5. Audio persistence — save audio settings, add lazy-loading for non-core SFX, build dynamic music crossfade rules.

Beyond that: the full 60-level account skill tree, 8 archetypes and full enemy roster, legendary item powers, evolutionary weapon chains, stages 2–6, endless mode, and eventually co-op.

Lessons So Far

Macroquad was the right call. It got us to a playable prototype in hours instead of days. The renderer-agnostic module boundary (src/game/ never imports Macroquad) means we can swap the renderer later if we outgrow it, but we’ve been able to keep the runtime performant by optimising hot paths in src/runtime/ without touching game logic.

Data-driven saves time. Every hour spent building TOML loaders and graceful fallbacks saved ten hours of recompiling to tweak numbers. The current workflow is: edit TOML, save, watch the game pick it up within a second. No restart, no recompile. This matters a lot when your coding sessions are measured in baby-monitor battery life.

Lua was worth the complexity budget. The spawn scripting system lets us iterate on wave design 20× faster than hardcoded Rust. The additive hook system means modders can extend waves without touching the base script. The hot-reload cycles faster than the compiler.

Story can coexist with systems. The narrative in PCS.md is not bolted on — it emerged from the same design thinking that produced the archetype system and the data architecture. The protagonists are data (Eve is a compressed consciousness, Leere is a curator AI), the enemies are data (unprocessed psychological material), and the player’s progression is data (the echo field is a broadcast device). The game systems and the story are metaphors for each other.

Parenting and game development have the same UX principles. Graceful degradation (when the baby doesn’t sleep, you still function, just at reduced capacity). Hot-reload (you adapt to new information within seconds). Data-driven architecture (every child is different and you cannot hardcode your approach). I am only half-joking.

A Note to My Future Daughter

If you are reading this years from now, old enough to understand it: this game is for you. Not because I expect you to love it, but because I built it in a way that you can break it open and make it your own. Change the sprites. Rewrite the story in Lua. Replace the music with the stuff you actually listen to. If you want to turn the Splintered Garden into a coffee shop simulator, the architecture should say yes before you even finish typing.

The world is already full of things that tell you how they work and expect you to follow the manual. I wanted to give you a world that asks what you want to do with it.

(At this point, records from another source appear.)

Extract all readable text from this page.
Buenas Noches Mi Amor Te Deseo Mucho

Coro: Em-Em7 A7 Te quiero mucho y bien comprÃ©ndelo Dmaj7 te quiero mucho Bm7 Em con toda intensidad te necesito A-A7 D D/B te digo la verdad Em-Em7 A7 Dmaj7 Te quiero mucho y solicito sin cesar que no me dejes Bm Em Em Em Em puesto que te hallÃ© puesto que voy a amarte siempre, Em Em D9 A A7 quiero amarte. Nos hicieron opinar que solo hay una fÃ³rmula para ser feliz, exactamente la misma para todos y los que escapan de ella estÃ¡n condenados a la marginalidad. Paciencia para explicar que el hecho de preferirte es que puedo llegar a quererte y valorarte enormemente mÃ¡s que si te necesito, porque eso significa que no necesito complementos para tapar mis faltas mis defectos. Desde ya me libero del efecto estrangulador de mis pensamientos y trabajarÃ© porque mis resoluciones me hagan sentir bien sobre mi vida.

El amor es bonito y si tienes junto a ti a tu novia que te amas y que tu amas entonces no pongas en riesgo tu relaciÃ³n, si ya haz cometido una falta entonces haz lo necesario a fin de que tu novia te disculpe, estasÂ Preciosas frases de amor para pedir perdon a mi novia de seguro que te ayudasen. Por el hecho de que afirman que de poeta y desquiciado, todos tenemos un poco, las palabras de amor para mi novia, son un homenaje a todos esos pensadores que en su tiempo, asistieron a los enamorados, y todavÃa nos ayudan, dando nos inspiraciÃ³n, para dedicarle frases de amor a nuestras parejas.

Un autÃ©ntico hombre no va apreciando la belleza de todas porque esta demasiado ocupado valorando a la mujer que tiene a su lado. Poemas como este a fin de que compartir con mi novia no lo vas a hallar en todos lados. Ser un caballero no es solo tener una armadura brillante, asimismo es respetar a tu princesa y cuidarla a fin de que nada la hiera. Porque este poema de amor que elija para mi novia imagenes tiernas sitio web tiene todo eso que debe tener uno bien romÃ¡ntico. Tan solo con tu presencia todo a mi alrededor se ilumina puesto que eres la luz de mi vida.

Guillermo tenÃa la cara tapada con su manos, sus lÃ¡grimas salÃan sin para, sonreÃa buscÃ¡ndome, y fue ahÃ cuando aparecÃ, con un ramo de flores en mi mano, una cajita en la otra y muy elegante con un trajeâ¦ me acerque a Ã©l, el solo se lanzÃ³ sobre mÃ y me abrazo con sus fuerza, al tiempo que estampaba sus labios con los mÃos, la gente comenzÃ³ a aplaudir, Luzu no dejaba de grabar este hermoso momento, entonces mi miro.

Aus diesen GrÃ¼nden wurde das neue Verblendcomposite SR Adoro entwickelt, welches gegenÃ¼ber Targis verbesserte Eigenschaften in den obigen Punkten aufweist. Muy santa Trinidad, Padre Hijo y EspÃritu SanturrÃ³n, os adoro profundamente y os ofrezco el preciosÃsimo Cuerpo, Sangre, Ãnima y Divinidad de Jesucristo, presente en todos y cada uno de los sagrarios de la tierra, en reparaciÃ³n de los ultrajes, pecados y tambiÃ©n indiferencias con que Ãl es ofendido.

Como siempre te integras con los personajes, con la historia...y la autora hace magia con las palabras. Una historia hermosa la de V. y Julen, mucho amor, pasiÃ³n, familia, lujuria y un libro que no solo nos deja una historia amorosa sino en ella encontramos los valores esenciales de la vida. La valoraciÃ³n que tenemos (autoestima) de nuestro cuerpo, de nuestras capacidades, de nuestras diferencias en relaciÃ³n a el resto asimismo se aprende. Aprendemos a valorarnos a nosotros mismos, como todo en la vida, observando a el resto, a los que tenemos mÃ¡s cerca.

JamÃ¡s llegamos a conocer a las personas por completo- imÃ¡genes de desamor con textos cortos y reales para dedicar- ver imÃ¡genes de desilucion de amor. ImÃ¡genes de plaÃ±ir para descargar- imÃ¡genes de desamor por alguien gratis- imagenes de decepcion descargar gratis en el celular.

Now go integrate some shadows.

If you’re reading this as a modder: every value in the game is yours to change in Assets/. Run cargo run --bin mod_check to validate your edits. If you’re reading this as a developer: the codebase is open, modular, and designed to be understood one module at a time. Start with Docs/AI_CONTEXT.md. If you’re reading this as a player: the game is early, but the world is already alive. Every run teaches you something about the Splintered Garden — and about what you’re willing to carry.